Where is the dynamism across government to ensure a legacy of healthier people and safer neighbourhoods through sport? We really should not be planning the Games' sporting legacy now - it should have already started.
Government mismanagement is to blame. There is confusion and duplication of responsibilities - too many cooks, and none capable of cooking three courses. Having Olympics minister Tessa Jowell in the Cabinet Office, while sport sits within the Department of Culture, Media and Sport, communicating with the separate fiefdoms of Health and Education, means that no one is ultimately responsible.
There is a lot of time-wasting, too. Throughout my time at Sport England there were petty squabbles between political advisers and civil servants. While not doubting their sincerity and commitment, I recall desperate discussions as to whether "sport" should be defined as games with a referee and players wearing a strip, or whether a broader definition should apply to include, for example, street dance, an activity that often keeps young adult women physically active. Street dance may not have a governing body but as a work-out, it ranks very high. Regrettably, the conservative definition won out.

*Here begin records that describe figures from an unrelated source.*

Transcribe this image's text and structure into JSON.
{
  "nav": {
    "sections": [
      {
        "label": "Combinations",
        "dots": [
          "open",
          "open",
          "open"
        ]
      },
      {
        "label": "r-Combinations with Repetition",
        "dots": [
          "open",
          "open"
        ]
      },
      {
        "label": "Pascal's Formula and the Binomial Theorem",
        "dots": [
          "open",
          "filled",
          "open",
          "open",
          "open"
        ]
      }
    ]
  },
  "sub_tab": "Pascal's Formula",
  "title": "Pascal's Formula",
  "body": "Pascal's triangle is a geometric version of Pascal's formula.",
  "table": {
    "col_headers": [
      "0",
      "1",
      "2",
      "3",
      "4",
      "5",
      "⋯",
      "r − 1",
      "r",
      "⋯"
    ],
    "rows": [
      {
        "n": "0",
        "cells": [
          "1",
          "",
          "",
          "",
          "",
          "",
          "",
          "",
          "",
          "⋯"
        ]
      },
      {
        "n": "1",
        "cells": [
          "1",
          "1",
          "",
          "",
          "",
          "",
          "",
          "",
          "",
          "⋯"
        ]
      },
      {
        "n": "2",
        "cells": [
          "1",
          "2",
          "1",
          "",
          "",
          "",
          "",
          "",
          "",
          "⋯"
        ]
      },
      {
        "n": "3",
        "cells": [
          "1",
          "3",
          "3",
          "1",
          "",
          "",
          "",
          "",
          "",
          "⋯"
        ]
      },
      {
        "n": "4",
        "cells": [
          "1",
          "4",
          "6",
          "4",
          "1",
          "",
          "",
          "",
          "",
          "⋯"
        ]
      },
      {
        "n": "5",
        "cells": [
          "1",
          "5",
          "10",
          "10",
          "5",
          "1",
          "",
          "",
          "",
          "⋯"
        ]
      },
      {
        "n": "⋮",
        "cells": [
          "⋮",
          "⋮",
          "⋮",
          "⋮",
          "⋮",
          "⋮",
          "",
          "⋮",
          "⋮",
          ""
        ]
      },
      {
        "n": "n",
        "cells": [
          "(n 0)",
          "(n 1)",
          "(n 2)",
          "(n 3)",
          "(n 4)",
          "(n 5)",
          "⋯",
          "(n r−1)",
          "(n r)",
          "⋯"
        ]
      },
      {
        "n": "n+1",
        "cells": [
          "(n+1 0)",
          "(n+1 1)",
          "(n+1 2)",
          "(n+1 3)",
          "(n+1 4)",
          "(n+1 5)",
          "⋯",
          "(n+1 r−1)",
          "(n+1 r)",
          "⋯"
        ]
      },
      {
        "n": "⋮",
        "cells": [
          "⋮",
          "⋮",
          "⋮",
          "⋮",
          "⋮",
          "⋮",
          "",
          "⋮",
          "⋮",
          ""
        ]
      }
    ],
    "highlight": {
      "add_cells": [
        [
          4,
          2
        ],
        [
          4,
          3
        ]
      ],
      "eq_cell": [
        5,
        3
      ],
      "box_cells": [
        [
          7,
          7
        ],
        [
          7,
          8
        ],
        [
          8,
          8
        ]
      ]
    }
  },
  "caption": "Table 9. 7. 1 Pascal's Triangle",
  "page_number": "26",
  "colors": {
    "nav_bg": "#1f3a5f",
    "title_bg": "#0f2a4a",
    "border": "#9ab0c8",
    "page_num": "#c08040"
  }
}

If the Games are to have a real sporting legacy, we need to move fast. First, facilities are key. At the Sydney Olympics, more than 90 per cent of Australian medals were won by athletes from a privately educated background. The same applies somewhat in the UK, especially in certain sports. It isn't hard to see why: it's a question of the availability of facilities and excellence in coaching. The amounts of money needed are not large compared to the overall Olympic budget. A little funding would, for instance, re-open some of the swimming baths closed across London, and make the promised free swimming for under-16s a reality.
Ministers and sports bodies need to stop the inane discussions about whether cycling is a transport issue or sport, or whether walking is a sport, leisure activity or transport: they are all physical activity, which is what matters.
We could do far more closer to the Games through volunteering. On my trip to Athens to learn from their lessons, I found that Australian volunteers arrived three months before every Games and provide the majority of the volunteering. Why can't we have volunteers from all over Britain, put up in Londoners' homes?
Above all, we need leadership. The whole of Government has to see this as the greatest opportunity it will ever have to boost participation in sport. We need a cross-departmental commitment to maintain our Olympic promises. It should include the departments of culture, health, transport, schools and the Home Office at a minimum.
We should reinstate the two million people participation target, measure progress towards it, and make ministers accountable if they fail to achieve it. And the person leading it must be the Prime Minister: come on, Gordon, this is a real opportunity to lead from the front.
When we sit watching the opening night of the London Olympics, will we have used this opportunity to have change our national quality of life? Or will we be a nation of even fatter people, with sport still dominated by those with privileged access to sports facilities? I know which I'd like to see. But if we continue to prepare for the Games' legacy as we are now then we will have very little to show in the long term.
Derek Mapp was chair of Sport England 2006-07.